DaveF1006
Expert Alumni

Get your taxes done using TurboTax

There are two approaches to use in this instance.

 

1. Consolidate the forms:

 

If your 1099-DIV comes from a standard U.S. brokerage (like Fidelity, Schwab, etc.) and the foreign dividends are from diversified mutual funds or a collection of stocks, you are often allowed to aggregate them.

 

  1. Instead of trying to list "Country A" and "Country B," select "RIC" (Regulated Investment Company) or "Various" as the country in the 1099-DIV entry screen.
  2.  TurboTax will put the total amount on a single Form 1116 under the "RIC" designation. The IRS widely accepts this for passive dividend income, completely bypassing the need to split the math.

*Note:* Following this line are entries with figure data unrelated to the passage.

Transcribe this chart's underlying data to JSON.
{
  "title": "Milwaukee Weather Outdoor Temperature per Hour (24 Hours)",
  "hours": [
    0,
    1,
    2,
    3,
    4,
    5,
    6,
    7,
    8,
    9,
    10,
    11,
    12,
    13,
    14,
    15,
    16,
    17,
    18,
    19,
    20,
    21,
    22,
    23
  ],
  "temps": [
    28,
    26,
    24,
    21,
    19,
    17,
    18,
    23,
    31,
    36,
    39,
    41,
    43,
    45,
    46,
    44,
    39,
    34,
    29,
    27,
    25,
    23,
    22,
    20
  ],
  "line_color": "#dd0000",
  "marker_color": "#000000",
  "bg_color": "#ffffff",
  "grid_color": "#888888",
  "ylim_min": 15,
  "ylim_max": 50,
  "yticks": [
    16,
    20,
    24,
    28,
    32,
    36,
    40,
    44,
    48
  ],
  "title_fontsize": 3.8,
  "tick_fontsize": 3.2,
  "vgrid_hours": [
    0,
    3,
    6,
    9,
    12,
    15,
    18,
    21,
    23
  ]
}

2. Create Dummy 1099 DIV's

 

  1. Edit the Original 1099-DIV: Change the amounts on the "Main" 1099-DIV to represent only Country A. (e.g., if total was $1,000 and Country A was $600, change the main entry to $600). 
  2. Create a "Dummy" 1099-DIV: Click "Add another 1099-DIV." Name the payer something like "[Broker Name] - Country B."
  3. Enter the remaining $400 of dividends here.
  4. Repeat this for your spouses Div's.

The second approach may be safe, but the first approach is the easiest and is acceptable with the IRS. This approach is the one I suggest.